Separar o futebol do clube social, por mais que desagrade a alguns, é algo que pode ser muito benéfico para o Botafogo. Principalmente no aspecto político. Uma gestão profissional do futebol dos grandes clubes brasileiros é importante. É algo que pode, muito bem, reduzir a distância que hoje vemos entre europeus e brasileiros nas decisões do Mundial de Clubes da Fifa.

O Botafogo é muito grande para entrar temporada e sair de temporada tentando vender um jogador por menos do que vale, até mesmo para um rival nacional, para conseguir pagar salários. O Glorioso não ganhou este apelido justo por que adiantou muitas cotas de TV. Ou por que seus dirigentes cansam de dar entrevistas falando que somente daqui a seis ou oito anos será possível montar um time para brigar por títulos. A torcida está ouvindo isso desde o rebaixamento de 2002 e de lá para cá só veio Carioca.

A chegada dos Moreira Salles ao futebol do Botafogo pode definitivamente acabar com o discurso de que uma vaga na Libertadores foi precipitada. Ou que ir seguidamente para a competição é chegar ao topo do Everest. E não vai nenhuma crítica ao Jair Ventura nisso. Ele refletiu o que tem sido a realidade do Alvinegro nos últimos anos.

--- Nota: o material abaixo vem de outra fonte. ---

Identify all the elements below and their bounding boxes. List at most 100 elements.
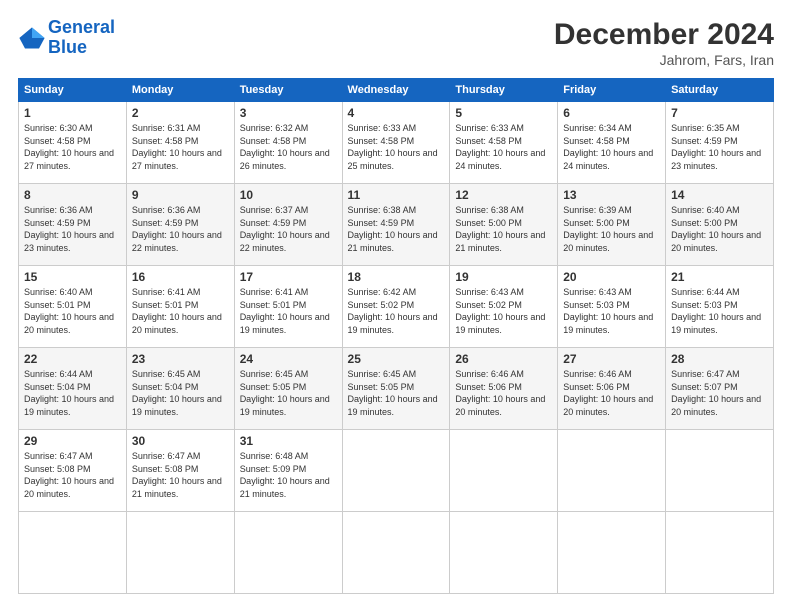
- day-info: Sunrise: 6:41 AMSunset: 5:01 PMDaylight:…: [240, 286, 337, 336]
- day-info: Sunrise: 6:44 AMSunset: 5:03 PMDaylight:…: [671, 286, 768, 336]
- calendar-week-row: [19, 512, 774, 594]
- day-number: 27: [563, 352, 660, 366]
- page: General Blue December 2024 Jahrom, Fars,…: [0, 0, 792, 612]
- day-number: 23: [132, 352, 229, 366]
- day-info: Sunrise: 6:45 AMSunset: 5:05 PMDaylight:…: [240, 368, 337, 418]
- day-number: 4: [348, 106, 445, 120]
- day-info: Sunrise: 6:37 AMSunset: 4:59 PMDaylight:…: [240, 204, 337, 254]
- day-info: Sunrise: 6:33 AMSunset: 4:58 PMDaylight:…: [348, 122, 445, 172]
- calendar-cell: 10 Sunrise: 6:37 AMSunset: 4:59 PMDayligh…: [234, 184, 342, 266]
- day-info: Sunrise: 6:39 AMSunset: 5:00 PMDaylight:…: [563, 204, 660, 254]
- day-number: 10: [240, 188, 337, 202]
- calendar-cell: 19Sunrise: 6:43 AMSunset: 5:02 PMDayligh…: [450, 266, 558, 348]
- calendar-cell: [666, 430, 774, 512]
- calendar-cell: [234, 512, 342, 594]
- day-number: 11: [348, 188, 445, 202]
- day-info: Sunrise: 6:30 AMSunset: 4:58 PMDaylight:…: [24, 122, 121, 172]
- calendar-cell: [342, 512, 450, 594]
- day-number: 22: [24, 352, 121, 366]
- calendar-cell: 28Sunrise: 6:47 AMSunset: 5:07 PMDayligh…: [666, 348, 774, 430]
- day-number: 21: [671, 270, 768, 284]
- col-sunday: Sunday: [19, 79, 127, 102]
- logo-line2: Blue: [48, 37, 87, 57]
- calendar-cell: 30Sunrise: 6:47 AMSunset: 5:08 PMDayligh…: [126, 430, 234, 512]
- logo: General Blue: [18, 18, 115, 58]
- calendar-cell: 31Sunrise: 6:48 AMSunset: 5:09 PMDayligh…: [234, 430, 342, 512]
- calendar-cell: [19, 512, 127, 594]
- calendar-cell: 25Sunrise: 6:45 AMSunset: 5:05 PMDayligh…: [342, 348, 450, 430]
- calendar-cell: 24Sunrise: 6:45 AMSunset: 5:05 PMDayligh…: [234, 348, 342, 430]
- day-info: Sunrise: 6:41 AMSunset: 5:01 PMDaylight:…: [132, 286, 229, 336]
- day-info: Sunrise: 6:40 AMSunset: 5:00 PMDaylight:…: [671, 204, 768, 254]
- day-info: Sunrise: 6:36 AMSunset: 4:59 PMDaylight:…: [24, 204, 121, 254]
- day-number: 6: [563, 106, 660, 120]
- day-number: 7: [671, 106, 768, 120]
- day-number: 14: [671, 188, 768, 202]
- calendar-cell: 17 Sunrise: 6:41 AMSunset: 5:01 PMDayligh…: [234, 266, 342, 348]
- day-info: Sunrise: 6:46 AMSunset: 5:06 PMDaylight:…: [563, 368, 660, 418]
- calendar-header-row: Sunday Monday Tuesday Wednesday Thursday…: [19, 79, 774, 102]
- day-info: Sunrise: 6:45 AMSunset: 5:05 PMDaylight:…: [348, 368, 445, 418]
- calendar-cell: [126, 512, 234, 594]
- calendar-cell: [558, 430, 666, 512]
- calendar-cell: 22 Sunrise: 6:44 AMSunset: 5:04 PMDayligh…: [19, 348, 127, 430]
- calendar-cell: 2 Sunrise: 6:31 AMSunset: 4:58 PMDaylight…: [126, 102, 234, 184]
- logo-icon: [18, 24, 46, 52]
- day-info: Sunrise: 6:43 AMSunset: 5:03 PMDaylight:…: [563, 286, 660, 336]
- calendar-cell: 15 Sunrise: 6:40 AMSunset: 5:01 PMDayligh…: [19, 266, 127, 348]
- calendar-cell: 18Sunrise: 6:42 AMSunset: 5:02 PMDayligh…: [342, 266, 450, 348]
- col-monday: Monday: [126, 79, 234, 102]
- calendar-cell: 14 Sunrise: 6:40 AMSunset: 5:00 PMDayligh…: [666, 184, 774, 266]
- col-wednesday: Wednesday: [342, 79, 450, 102]
- day-info: Sunrise: 6:38 AMSunset: 5:00 PMDaylight:…: [455, 204, 552, 254]
- calendar-cell: 13 Sunrise: 6:39 AMSunset: 5:00 PMDayligh…: [558, 184, 666, 266]
- calendar-cell: 7 Sunrise: 6:35 AMSunset: 4:59 PMDaylight…: [666, 102, 774, 184]
- calendar-week-row: 29Sunrise: 6:47 AMSunset: 5:08 PMDayligh…: [19, 430, 774, 512]
- day-number: 2: [132, 106, 229, 120]
- calendar-cell: [450, 430, 558, 512]
- day-number: 26: [455, 352, 552, 366]
- day-number: 8: [24, 188, 121, 202]
- day-number: 18: [348, 270, 445, 284]
- day-number: 15: [24, 270, 121, 284]
- calendar-cell: 16Sunrise: 6:41 AMSunset: 5:01 PMDayligh…: [126, 266, 234, 348]
- col-saturday: Saturday: [666, 79, 774, 102]
- day-number: 13: [563, 188, 660, 202]
- day-info: Sunrise: 6:45 AMSunset: 5:04 PMDaylight:…: [132, 368, 229, 418]
- day-info: Sunrise: 6:33 AMSunset: 4:58 PMDaylight:…: [455, 122, 552, 172]
- calendar-cell: 26Sunrise: 6:46 AMSunset: 5:06 PMDayligh…: [450, 348, 558, 430]
- day-info: Sunrise: 6:31 AMSunset: 4:58 PMDaylight:…: [132, 122, 229, 172]
- day-number: 19: [455, 270, 552, 284]
- calendar-cell: 8 Sunrise: 6:36 AMSunset: 4:59 PMDaylight…: [19, 184, 127, 266]
- day-info: Sunrise: 6:34 AMSunset: 4:58 PMDaylight:…: [563, 122, 660, 172]
- calendar-table: Sunday Monday Tuesday Wednesday Thursday…: [18, 78, 774, 594]
- calendar-cell: 27 Sunrise: 6:46 AMSunset: 5:06 PMDayligh…: [558, 348, 666, 430]
- title-block: December 2024 Jahrom, Fars, Iran: [554, 18, 774, 68]
- calendar-week-row: 8 Sunrise: 6:36 AMSunset: 4:59 PMDaylight…: [19, 184, 774, 266]
- day-number: 9: [132, 188, 229, 202]
- col-friday: Friday: [558, 79, 666, 102]
- subtitle: Jahrom, Fars, Iran: [554, 52, 774, 68]
- day-info: Sunrise: 6:40 AMSunset: 5:01 PMDaylight:…: [24, 286, 121, 336]
- header: General Blue December 2024 Jahrom, Fars,…: [18, 18, 774, 68]
- day-number: 29: [24, 434, 121, 448]
- calendar-cell: 23 Sunrise: 6:45 AMSunset: 5:04 PMDayligh…: [126, 348, 234, 430]
- calendar-cell: 1Sunrise: 6:30 AMSunset: 4:58 PMDaylight…: [19, 102, 127, 184]
- calendar-cell: [342, 430, 450, 512]
- day-number: 12: [455, 188, 552, 202]
- day-info: Sunrise: 6:32 AMSunset: 4:58 PMDaylight:…: [240, 122, 337, 172]
- calendar-week-row: 15 Sunrise: 6:40 AMSunset: 5:01 PMDayligh…: [19, 266, 774, 348]
- calendar-cell: [666, 512, 774, 594]
- day-number: 31: [240, 434, 337, 448]
- month-title: December 2024: [554, 18, 774, 52]
- calendar-cell: 11Sunrise: 6:38 AMSunset: 4:59 PMDayligh…: [342, 184, 450, 266]
- day-info: Sunrise: 6:36 AMSunset: 4:59 PMDaylight:…: [132, 204, 229, 254]
- day-info: Sunrise: 6:44 AMSunset: 5:04 PMDaylight:…: [24, 368, 121, 418]
- calendar-cell: 20Sunrise: 6:43 AMSunset: 5:03 PMDayligh…: [558, 266, 666, 348]
- day-info: Sunrise: 6:35 AMSunset: 4:59 PMDaylight:…: [671, 122, 768, 172]
- logo-line1: General: [48, 17, 115, 37]
- col-tuesday: Tuesday: [234, 79, 342, 102]
- day-number: 17: [240, 270, 337, 284]
- day-number: 30: [132, 434, 229, 448]
- calendar-cell: [558, 512, 666, 594]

O Botafogo precisa voltar a ser o sonho dos jogadores

O Botafogo que conheço é muito maior do que o Botafogo que as últimas gestões deixaram. O Botafogo que conheço é local dos sonhos de qualquer atleta e não uma vitrine de olho em um salto maior. O Botafogo que conheço é o que tirou Carlos Alberto Dias, Fernando Macaé e Renato Gaúcho do Flamengo como quem tira pirulito de criança. E não o Botafogo que chora por que o Willian Arão resolveu dar carrinho em outra freguesia.

O Botafogo que eu conheço é o que jogadores como Nilton Santos, Carlos Alberto Torres, Roberto Miranda, Gonçalves e tantos outros, em entrevistas, diziam e dizem: é um clube diferente, com um ambiente todo especial.

Se o fato vai se concretizar ou não somente o futuro vai dizer. Mas os irmão Moreira Salles no clube com certeza me faria dizer: Este é o Botafogo que eu conheço.